Guppiedriver
Well-known member
- Joined
- Dec 4, 2001
- Posts
- 544
You paraphrased a little wrong with your own opinion there. They in fact said the opposite of you. They didn't say the minute USAPA implements ANYTHING other than the nic. They stated unequivocally that when a contract is voted in, then the ripeness question is met. THEY did not tie, ripeness and whether the seniority list had to be nic together. In fact they STATED that even IF the contract does NOT contain the NIC, it doesn't necessarily mean a breach of DFR exists.....
reread the notes and chew on that for a bit...
You guys seems to want the tie the matter of ripeness to the NIC. They are separate. The court basically said, nothing has happened yet, so a determination of breach of DFR is not RIPE, can NOT be determined at this time.
They seemed to do everyone a favor, and stated, that just because the seniority list does not contain the NIC, again doesn't necessarily indicate a breach of DFR. They stated that simply, you have to get a contract, (which hits the ripeness criteria) THEN look at what is contained in that contract to determine if a breach of DFR has happened, and the fact that an INTERNAL UNION PROCESS (from a different union) doesn't mean you have a breach of DFR........

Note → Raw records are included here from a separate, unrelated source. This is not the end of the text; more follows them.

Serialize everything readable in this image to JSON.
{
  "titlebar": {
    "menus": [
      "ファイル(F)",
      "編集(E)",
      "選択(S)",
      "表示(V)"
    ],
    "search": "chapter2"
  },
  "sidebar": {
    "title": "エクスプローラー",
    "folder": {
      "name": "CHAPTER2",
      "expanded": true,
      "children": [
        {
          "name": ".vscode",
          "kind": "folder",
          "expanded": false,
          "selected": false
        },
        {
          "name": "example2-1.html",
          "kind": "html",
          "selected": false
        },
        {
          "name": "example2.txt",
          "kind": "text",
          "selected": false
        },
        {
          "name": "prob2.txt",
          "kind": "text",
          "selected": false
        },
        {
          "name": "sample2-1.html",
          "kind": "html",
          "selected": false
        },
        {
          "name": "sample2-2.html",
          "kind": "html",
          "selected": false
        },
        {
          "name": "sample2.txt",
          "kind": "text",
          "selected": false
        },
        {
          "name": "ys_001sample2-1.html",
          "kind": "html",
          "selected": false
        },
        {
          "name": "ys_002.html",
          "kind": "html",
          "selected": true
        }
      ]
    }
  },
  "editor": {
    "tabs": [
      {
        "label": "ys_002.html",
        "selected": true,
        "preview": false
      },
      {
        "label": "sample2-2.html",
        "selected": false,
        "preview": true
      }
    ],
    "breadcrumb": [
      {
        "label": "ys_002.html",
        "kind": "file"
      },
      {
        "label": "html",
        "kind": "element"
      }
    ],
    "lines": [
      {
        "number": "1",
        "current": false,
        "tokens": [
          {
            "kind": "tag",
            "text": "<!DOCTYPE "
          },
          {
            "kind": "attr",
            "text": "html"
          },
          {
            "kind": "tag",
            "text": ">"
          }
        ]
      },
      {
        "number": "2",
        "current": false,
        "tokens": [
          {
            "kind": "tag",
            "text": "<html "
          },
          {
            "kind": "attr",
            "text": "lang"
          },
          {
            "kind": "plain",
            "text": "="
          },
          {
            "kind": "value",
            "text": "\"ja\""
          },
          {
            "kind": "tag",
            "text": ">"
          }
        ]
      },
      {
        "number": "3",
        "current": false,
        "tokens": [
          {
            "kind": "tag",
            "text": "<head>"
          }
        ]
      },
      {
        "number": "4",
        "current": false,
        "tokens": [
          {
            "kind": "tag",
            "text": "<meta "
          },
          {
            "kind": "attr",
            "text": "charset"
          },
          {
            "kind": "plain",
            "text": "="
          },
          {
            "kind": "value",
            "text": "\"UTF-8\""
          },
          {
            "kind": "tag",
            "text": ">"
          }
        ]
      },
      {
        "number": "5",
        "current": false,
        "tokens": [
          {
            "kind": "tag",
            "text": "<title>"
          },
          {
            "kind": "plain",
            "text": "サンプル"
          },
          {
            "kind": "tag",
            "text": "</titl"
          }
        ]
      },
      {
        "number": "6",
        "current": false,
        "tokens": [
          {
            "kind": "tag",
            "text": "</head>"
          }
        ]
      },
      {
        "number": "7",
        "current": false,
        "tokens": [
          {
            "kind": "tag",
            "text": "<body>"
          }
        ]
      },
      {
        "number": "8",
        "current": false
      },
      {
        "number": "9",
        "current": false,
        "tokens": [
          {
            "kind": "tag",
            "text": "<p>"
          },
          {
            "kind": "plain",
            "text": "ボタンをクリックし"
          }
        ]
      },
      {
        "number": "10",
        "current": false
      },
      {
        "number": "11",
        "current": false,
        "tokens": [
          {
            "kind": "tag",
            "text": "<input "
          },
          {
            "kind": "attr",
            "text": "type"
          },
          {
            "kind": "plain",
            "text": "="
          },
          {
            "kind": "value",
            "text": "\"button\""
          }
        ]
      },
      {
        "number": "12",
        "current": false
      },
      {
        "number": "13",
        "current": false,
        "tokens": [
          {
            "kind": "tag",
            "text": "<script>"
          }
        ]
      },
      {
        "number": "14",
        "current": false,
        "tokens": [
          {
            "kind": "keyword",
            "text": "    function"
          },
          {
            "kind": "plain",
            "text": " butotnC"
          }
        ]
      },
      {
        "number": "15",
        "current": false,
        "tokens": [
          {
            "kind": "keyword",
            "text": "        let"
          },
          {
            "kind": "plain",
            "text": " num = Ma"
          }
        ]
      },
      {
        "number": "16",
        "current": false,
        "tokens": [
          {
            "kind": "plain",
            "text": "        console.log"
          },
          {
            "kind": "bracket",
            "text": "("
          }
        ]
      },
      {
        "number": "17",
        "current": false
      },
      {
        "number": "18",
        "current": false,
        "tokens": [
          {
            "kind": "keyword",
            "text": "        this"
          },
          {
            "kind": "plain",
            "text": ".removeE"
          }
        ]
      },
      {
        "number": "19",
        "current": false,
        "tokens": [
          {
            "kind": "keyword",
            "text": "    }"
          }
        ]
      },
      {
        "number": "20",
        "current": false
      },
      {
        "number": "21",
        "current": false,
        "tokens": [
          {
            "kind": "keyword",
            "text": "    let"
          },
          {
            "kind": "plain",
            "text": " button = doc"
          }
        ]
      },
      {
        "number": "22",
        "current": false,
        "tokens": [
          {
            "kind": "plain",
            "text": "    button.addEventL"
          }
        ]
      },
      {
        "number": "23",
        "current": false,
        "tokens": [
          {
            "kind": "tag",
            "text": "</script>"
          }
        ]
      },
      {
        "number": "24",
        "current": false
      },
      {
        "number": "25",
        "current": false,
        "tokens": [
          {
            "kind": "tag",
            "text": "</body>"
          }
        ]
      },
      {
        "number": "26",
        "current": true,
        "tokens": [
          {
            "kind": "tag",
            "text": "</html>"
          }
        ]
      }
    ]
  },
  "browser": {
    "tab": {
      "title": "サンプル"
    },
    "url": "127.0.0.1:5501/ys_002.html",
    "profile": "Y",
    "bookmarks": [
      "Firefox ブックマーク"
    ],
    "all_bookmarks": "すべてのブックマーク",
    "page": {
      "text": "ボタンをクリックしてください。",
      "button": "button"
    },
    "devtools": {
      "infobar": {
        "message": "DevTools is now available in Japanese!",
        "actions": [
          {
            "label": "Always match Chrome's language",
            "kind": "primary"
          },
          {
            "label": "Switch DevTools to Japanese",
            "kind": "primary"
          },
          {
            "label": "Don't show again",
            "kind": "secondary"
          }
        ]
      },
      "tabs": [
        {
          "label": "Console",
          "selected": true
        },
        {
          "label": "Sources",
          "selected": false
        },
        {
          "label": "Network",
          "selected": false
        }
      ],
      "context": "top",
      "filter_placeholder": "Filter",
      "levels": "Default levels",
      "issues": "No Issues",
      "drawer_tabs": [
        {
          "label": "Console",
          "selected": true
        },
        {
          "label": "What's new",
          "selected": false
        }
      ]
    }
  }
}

So Easy even a caveman can do it....
It's amusing to me that you find interpretation of the law to be so simple. Neither of us can read what was decided by the 9th and determine exactly what they meant.
One thing is certain....you guys signed on the dotted line and agreed that final and binding would be just that. If the courts allow you to weasel out of your obligations, it will turn the world of arbitration upside down. I don't see that happening.